Haluk Şahin Türkiye’nin en verimli yazarlarından biri.
Köşe yazılarının en sıkı takipçilerinden biriydim. Şiirlerini, inceleme kitaplarını, denemelerini çok severim.
Geçen yıl çıkan “Unutulmuş Bir Suikastın Anatomisi” kitabını da çok beğenmiştim. 1973’de iki Türk diplomatın öldürülmesi olayını, çok ilginç bir şekilde, bir dedektif gibi iz sürerek adım adım anlatmıştı.
“Babıâli’de Cinayet” ile romanı ilk kez deniyor Haluk Şahin.
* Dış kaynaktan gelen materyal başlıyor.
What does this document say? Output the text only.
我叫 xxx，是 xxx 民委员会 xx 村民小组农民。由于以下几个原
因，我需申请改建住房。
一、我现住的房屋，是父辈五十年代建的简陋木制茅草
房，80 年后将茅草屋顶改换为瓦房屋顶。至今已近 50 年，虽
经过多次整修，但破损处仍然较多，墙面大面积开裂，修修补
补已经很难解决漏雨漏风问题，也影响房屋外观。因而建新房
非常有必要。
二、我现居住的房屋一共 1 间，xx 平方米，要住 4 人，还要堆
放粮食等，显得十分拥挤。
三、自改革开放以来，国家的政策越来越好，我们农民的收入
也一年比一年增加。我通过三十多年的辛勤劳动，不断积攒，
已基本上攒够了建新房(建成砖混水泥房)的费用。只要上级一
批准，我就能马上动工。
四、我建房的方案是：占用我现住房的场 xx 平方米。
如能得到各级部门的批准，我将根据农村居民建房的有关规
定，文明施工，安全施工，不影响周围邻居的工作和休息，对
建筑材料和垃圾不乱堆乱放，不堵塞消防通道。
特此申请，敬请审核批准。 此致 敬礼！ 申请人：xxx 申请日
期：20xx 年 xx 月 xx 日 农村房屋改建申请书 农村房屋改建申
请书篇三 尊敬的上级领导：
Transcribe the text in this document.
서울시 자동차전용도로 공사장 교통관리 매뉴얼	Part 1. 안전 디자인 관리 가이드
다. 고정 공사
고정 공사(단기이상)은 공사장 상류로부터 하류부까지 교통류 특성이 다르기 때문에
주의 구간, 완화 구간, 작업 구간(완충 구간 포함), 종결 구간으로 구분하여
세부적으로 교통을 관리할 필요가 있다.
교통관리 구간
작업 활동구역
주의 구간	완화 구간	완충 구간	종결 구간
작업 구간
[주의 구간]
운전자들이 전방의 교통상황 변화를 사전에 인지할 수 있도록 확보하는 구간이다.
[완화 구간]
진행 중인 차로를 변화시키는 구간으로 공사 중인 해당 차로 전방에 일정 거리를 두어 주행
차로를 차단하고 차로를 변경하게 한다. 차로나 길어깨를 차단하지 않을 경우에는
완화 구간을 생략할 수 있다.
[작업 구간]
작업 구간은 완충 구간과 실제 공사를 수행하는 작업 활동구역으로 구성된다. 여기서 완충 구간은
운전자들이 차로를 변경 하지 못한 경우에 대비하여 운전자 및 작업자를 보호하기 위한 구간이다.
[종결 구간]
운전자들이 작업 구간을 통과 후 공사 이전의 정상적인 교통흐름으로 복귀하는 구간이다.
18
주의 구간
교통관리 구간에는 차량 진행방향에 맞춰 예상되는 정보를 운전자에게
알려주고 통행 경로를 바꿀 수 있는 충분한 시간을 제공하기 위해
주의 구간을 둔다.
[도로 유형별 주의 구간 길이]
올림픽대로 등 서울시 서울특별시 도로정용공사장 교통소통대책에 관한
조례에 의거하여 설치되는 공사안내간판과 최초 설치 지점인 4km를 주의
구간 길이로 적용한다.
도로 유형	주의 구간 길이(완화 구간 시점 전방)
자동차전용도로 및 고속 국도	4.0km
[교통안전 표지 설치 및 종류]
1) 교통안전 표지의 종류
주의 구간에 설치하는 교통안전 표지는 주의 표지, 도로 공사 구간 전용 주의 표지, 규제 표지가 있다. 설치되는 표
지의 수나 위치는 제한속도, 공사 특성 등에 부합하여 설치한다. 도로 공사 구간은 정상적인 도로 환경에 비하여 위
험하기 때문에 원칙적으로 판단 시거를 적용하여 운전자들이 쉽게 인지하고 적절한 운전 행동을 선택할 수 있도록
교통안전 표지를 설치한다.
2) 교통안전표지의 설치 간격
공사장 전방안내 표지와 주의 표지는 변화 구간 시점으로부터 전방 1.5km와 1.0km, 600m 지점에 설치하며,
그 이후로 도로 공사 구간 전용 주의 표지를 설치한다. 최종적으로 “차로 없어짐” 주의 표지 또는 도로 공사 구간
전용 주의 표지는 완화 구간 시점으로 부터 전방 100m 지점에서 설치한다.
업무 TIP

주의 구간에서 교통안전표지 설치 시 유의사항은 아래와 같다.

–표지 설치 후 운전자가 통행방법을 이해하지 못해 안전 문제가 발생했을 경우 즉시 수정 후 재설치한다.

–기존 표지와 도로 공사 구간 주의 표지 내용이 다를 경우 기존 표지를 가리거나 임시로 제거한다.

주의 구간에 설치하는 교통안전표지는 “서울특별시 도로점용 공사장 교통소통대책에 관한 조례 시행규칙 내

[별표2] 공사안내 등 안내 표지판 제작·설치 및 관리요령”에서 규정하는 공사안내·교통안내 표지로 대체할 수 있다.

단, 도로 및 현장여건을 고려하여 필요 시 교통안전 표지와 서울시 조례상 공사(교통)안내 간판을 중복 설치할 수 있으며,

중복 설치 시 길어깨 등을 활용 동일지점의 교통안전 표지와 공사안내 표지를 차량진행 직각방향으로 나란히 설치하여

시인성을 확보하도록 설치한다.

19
Büyük bir gazetenin köşe yazarının ölümle tehdit edilmesiyle başlayan süreci aktarırken, okura “Gazeteciliğe ne oldu?” sorusunun yanıtlarını da vaat eden bir roman Babıâli’de Cinayet.
Bu kadar kısa tutulmuş ve esas olarak iki ana karaktere yoğunlaşan bir romanda, gazeteciliğe ne olduğunu tam olarak anlatmak mümkün değil elbette ama yine de romanda konuyla ilgili iyi ipuçları var.
Babıâli’de Cinayet, bir ilk roman olarak akıcılık, kurgu ve dil olarak gayet başarılı. Haluk Şahin gibi bir yazı ustasından daha azı da beklenemezdi zaten.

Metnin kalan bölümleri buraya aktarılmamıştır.